Pantau - Kementerian Hukum melalui Kantor Wilayah Sumatera Utara mendorong mahasiswa fakultas hukum untuk magang di pos bantuan hukum (posbankum) tingkat desa dan kelurahan guna meningkatkan akses layanan hukum bagi masyarakat.

Kolaborasi Perguruan Tinggi dan Optimalisasi Posbankum

Program ini melibatkan kerja sama dengan 18 perguruan tinggi di Sumatera Utara yang ditandai dengan penandatanganan Perjanjian Kerja Sama (PKS).

Kepala Kanwil Kemenkum Sumut Ignatius Mangantar Tua Silalahi mengatakan, "Kerja sama itu bertujuan mengoptimalkan tugas dan fungsi posbankum desa agar layanan bantuan hukum lebih tepat sasaran bagi masyarakat," ungkapnya.

Beberapa perguruan tinggi yang terlibat antara lain Universitas Asahan, Universitas Labuhanbatu, dan Universitas Asri Mutiara.

Mahasiswa akan melaksanakan magang dan praktik kerja lapangan secara langsung di posbankum desa dan kelurahan sebagai bentuk implementasi program.

Ia mengungkapkan, "Melalui program tersebut, mahasiswa diharapkan tidak hanya memperoleh pengalaman praktis, tapi berperan dalam meningkatkan operasional Posbankum di desa yang selama ini belum berjalan optimal,".

Integrasi Digital dan Peningkatan Literasi Hukum

Selain magang, kerja sama ini juga mencakup transformasi digital layanan hukum melalui integrasi dengan sistem Jaringan Dokumentasi dan Informasi Hukum Nasional.
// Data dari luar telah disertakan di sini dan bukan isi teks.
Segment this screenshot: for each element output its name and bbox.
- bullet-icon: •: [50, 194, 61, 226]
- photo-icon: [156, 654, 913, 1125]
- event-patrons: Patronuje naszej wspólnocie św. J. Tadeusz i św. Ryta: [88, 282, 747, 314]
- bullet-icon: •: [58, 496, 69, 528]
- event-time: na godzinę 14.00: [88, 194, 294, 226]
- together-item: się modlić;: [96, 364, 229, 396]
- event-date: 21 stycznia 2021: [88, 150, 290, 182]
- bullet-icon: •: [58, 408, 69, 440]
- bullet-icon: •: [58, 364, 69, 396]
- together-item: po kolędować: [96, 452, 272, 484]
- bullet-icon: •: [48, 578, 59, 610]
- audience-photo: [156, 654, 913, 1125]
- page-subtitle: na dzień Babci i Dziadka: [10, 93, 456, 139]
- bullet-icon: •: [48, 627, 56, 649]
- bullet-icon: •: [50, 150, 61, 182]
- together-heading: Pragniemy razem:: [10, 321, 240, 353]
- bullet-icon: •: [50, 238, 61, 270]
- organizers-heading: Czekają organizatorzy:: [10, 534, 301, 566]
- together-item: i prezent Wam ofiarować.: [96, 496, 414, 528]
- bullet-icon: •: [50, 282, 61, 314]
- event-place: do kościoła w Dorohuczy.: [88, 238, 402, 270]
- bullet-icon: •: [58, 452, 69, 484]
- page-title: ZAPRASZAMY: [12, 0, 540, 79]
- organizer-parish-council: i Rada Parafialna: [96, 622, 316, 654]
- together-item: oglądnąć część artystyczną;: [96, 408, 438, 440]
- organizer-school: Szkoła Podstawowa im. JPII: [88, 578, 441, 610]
Integrasi ini bertujuan memastikan distribusi dokumen hukum yang valid sekaligus meningkatkan transparansi informasi hukum bagi masyarakat.
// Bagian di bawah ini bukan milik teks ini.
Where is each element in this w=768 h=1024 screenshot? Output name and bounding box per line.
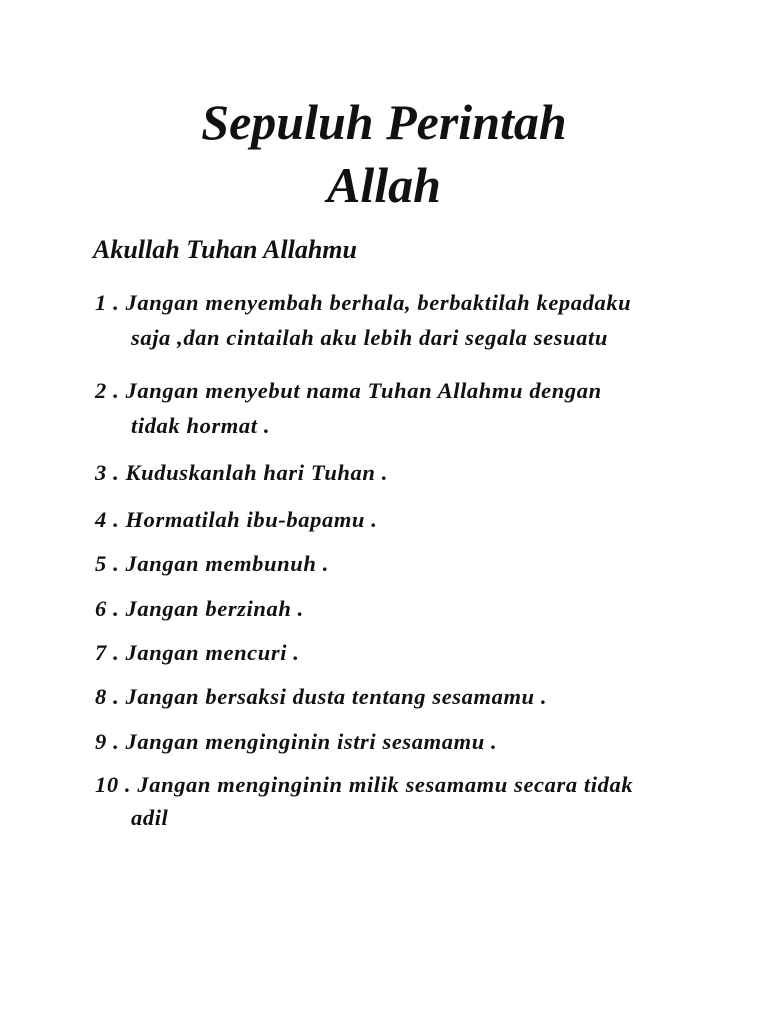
list-item-text: 10 . Jangan menginginin milik sesamamu secara tidak: [95, 772, 634, 797]
list-item-text: 2 . Jangan menyebut nama Tuhan Allahmu dengan: [95, 378, 602, 403]
list-item-text: 1 . Jangan menyembah berhala, berbaktilah kepadaku: [95, 290, 632, 315]
list-item-7: 7 . Jangan mencuri .: [95, 640, 300, 665]
list-item-4: 4 . Hormatilah ibu-bapamu .: [95, 507, 378, 532]
list-item-continuation: adil: [131, 805, 169, 830]
list-item-continuation: tidak hormat .: [131, 413, 271, 438]
list-item-9: 9 . Jangan menginginin istri sesamamu .: [95, 729, 498, 754]
list-item-10: [95, 768, 695, 834]
list-item-3: 3 . Kuduskanlah hari Tuhan .: [95, 460, 388, 485]
document-title-line-1: Sepuluh Perintah: [201, 94, 567, 150]
list-item-2: [95, 373, 695, 443]
list-item-continuation: saja ,dan cintailah aku lebih dari segala sesuatu: [131, 325, 608, 350]
list-item-6: 6 . Jangan berzinah .: [95, 596, 304, 621]
list-item-8: 8 . Jangan bersaksi dusta tentang sesamamu .: [95, 684, 548, 709]
document-subtitle: Akullah Tuhan Allahmu: [93, 235, 357, 264]
list-item-5: 5 . Jangan membunuh .: [95, 551, 329, 576]
document-title-line-2: Allah: [327, 157, 441, 213]
list-item-1: [95, 285, 695, 355]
Ia menambahkan, "Dengan integrasi data tersebut, literasi hukum masyarakat di desa diharapkan meningkat seiring kemudahan akses terhadap informasi hukum,".

Program ini diharapkan mampu mendorong mahasiswa menjadi penggerak layanan hukum di tingkat desa sekaligus memperluas akses keadilan hingga ke pelosok.

Ia menegaskan, "Kolaborasi dunia akademik dan birokrasi diharapkan mampu memperluas akses keadilan bagi masyarakat hingga ke pelosok desa,".